Reactive arthritis is not to be confused with septic arthritis, which is when a bacterium has infected a person’s joints. That is to say that Mr. Arthur Itis doesn’t have Salmonella in his joints causing the pain and swelling, but, rather, the Salmonella infection from weeks ago triggered his immune system to mistakenly attack his joints.
Different types of infections can trigger a reactive arthritis but the most common infections are genitourinary infections (Chlamydia) or bowel infections (Campylobacter, Salmonella, Shigella and Yersinia). Joint pain and swelling typically occur 1-4 weeks after the infection.
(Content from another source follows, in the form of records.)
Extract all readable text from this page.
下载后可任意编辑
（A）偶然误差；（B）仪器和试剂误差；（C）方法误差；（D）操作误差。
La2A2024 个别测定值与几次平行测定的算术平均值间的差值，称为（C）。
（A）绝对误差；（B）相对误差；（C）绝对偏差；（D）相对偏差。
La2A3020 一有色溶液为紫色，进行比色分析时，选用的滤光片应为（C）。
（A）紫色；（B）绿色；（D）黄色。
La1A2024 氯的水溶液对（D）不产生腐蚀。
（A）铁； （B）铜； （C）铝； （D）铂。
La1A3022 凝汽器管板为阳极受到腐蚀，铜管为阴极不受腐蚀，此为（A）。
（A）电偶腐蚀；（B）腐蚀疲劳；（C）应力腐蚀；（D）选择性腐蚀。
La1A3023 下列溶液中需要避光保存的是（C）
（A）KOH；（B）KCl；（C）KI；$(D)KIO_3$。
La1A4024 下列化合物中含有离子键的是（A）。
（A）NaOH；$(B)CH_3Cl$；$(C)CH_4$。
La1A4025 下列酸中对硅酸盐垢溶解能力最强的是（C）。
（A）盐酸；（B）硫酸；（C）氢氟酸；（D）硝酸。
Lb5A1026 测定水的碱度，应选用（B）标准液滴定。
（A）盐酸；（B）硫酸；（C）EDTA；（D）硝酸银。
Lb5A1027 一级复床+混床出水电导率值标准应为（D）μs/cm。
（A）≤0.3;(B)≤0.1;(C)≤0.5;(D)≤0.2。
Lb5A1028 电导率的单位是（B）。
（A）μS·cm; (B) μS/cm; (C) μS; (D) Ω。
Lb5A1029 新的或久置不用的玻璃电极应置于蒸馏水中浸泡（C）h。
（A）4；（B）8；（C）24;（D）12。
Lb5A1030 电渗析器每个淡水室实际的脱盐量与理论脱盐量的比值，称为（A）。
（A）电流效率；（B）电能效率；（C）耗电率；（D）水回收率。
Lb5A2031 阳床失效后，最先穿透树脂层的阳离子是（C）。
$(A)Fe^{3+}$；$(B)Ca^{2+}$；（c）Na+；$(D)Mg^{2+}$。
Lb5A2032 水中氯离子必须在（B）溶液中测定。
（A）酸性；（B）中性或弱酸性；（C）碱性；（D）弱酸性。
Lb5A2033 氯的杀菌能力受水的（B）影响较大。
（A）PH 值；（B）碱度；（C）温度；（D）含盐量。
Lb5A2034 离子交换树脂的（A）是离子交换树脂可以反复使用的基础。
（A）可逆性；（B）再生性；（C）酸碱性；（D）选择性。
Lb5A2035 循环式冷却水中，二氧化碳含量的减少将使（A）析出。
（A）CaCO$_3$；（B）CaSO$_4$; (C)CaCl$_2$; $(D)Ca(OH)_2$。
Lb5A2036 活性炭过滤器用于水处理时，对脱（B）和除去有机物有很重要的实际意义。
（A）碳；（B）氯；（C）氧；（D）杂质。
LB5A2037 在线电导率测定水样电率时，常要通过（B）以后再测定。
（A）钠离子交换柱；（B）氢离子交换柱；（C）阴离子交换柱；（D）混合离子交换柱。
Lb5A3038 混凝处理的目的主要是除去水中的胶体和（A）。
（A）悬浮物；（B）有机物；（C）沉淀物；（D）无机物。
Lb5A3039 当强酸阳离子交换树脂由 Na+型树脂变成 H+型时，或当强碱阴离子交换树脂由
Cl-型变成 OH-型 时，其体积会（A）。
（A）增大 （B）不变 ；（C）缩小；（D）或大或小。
Reactive arthritis occurs most commonly in people between ages 20 and 50. People who carry a gene called HLA B 27 are more likely to get reactive arthritis, but reactive arthritis can happen in those without the gene as well.
The most common sites affected by reactive arthritis are the heels, toes, fingers, low back, knees and ankles. A rash on the palms and soles or genitals, painful urination, or eye inflammation also can occur in some cases.
Anti-inflammatory medications such as Naproxen or Ibuprofen are considered firstline medications. Most people with reactive arthritis have little to no disease activity after 6-12 months, but 15 to 20 percent may experience persistent arthritis. Steroid medications and immunosuppressant medications may be required in these cases.